With a new capital infusion, SoftBank Group is extending a lifeline of up to $8 billion into the office space and workspace solutions firm WeWork. The infusion will see SoftBank committing $5 billion in new financing as well as issuing a tender offer for an additional $3 billion in buybacks for shareholders, while the firm would also speed up a commitment to put $1.5 billion into the company, according to reports.
Masayoshi Son, chairman and chief executive of SoftBank Group Corp., said in a statement, “SoftBank is a firm believer that the world is undergoing a massive transformation in the way people work. WeWork is at the forefront of this revolution. It is not unusual for the world’s leading technology disruptors to experience growth challenges as the one WeWork just faced.”

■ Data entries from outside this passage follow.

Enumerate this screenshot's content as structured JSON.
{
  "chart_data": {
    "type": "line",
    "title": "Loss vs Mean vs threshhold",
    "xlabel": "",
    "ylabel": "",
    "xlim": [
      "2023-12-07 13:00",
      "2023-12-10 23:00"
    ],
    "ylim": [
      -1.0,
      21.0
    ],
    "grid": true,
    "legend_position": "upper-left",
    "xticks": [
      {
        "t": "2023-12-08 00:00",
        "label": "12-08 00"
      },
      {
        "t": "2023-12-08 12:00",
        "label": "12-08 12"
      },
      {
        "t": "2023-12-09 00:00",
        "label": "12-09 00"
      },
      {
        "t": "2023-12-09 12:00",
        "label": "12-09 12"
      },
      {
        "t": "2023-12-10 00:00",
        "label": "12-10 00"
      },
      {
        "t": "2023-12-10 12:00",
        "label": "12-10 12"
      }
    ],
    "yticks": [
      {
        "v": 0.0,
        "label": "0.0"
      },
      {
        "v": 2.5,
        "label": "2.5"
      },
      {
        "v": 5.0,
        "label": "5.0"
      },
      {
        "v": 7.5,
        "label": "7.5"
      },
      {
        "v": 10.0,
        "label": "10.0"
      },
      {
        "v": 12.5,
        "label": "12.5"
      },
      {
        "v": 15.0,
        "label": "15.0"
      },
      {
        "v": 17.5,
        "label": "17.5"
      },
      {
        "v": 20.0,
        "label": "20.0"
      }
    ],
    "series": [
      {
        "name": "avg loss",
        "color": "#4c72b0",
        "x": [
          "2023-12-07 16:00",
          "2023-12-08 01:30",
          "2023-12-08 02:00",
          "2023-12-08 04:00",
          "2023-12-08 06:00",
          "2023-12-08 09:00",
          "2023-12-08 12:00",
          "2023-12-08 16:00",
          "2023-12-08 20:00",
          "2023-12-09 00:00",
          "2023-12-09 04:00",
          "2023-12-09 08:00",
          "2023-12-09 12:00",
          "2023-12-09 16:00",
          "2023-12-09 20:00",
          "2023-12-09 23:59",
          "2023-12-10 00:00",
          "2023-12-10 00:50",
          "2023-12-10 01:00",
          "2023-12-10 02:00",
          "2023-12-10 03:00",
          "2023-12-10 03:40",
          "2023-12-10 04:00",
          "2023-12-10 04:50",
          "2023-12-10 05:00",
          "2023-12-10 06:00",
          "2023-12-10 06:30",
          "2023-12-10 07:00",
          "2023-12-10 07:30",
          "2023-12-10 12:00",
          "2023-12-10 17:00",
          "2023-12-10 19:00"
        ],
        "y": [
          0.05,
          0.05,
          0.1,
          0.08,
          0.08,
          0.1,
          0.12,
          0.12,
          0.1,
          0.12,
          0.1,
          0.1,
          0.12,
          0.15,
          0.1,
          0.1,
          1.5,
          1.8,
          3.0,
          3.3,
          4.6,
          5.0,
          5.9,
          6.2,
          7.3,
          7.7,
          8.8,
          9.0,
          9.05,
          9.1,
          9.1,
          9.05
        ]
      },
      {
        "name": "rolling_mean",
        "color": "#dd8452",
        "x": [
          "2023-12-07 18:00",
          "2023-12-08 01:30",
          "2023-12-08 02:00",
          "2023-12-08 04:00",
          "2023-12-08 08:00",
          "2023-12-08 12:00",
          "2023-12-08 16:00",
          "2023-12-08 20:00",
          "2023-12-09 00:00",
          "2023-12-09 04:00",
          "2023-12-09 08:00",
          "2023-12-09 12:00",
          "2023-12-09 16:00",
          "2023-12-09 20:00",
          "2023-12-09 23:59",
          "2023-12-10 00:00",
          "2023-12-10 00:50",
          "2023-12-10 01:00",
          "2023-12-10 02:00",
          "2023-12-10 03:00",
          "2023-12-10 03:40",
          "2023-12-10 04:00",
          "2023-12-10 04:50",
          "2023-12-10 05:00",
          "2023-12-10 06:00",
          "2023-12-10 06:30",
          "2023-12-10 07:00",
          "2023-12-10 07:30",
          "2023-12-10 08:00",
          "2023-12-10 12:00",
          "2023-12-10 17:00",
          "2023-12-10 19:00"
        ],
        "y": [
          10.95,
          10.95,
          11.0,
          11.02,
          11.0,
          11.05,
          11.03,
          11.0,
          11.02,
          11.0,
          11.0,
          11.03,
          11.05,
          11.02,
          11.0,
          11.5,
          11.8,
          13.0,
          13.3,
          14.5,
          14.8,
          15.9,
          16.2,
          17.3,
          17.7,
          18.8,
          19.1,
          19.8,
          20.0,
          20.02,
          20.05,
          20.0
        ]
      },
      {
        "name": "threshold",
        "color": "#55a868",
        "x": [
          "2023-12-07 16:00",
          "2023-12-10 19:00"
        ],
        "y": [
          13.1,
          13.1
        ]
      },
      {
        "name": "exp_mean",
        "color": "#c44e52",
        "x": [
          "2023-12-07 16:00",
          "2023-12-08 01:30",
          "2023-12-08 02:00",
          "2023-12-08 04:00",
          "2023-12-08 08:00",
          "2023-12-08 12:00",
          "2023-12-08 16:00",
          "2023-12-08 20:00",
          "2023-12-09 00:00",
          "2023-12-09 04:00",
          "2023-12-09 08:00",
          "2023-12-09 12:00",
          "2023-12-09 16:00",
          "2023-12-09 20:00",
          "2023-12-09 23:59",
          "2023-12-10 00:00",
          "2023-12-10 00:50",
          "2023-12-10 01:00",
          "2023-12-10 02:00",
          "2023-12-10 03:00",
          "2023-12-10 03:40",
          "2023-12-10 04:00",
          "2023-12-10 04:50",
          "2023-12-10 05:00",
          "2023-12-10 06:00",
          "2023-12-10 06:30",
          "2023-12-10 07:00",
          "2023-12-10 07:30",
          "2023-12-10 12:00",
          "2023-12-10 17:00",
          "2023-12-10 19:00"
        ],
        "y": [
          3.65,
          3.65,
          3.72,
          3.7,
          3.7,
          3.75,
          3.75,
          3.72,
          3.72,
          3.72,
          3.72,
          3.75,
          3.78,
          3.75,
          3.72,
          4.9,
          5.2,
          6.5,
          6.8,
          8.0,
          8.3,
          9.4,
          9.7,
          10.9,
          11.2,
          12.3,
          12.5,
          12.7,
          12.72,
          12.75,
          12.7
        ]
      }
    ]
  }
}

With the deal’s terms, SoftBank will speed up the cash infusion of $1.5 billion that was expected next April for $11.60 per share. It is forecasted to arrive seven days following the time the deal is inked (with shareholder approval needed for closing). At the same time, there is a tender offer for a maximum of $3 billion worth of shares that are not owned by SoftBank at a price of $19.19 each that will start in Q4 (subjected to regulatory approvals for closing).
There is also a joint venture share swap, in which all of the Vision Fund’s interests in regional joint ventures not in Japan will be traded for shares in WeWork at the price of $11.60 per share, along with a debt facility. That will be comprised of unsecured notes of $2.2 billion, senior secured notes of $1.1 billion and a letter of credit facility of $1.75 billion that will happen following completion of the tender offer.
In separate news, reports recently surfaced that WeWork will get rid of 4,000 jobs in an effort to become profitable. According to reports, the company will cut 30 percent of its workforce, and approximately 1,000 of those layoffs will be jobs such as cleaning staff, which WeWork aims to outsource.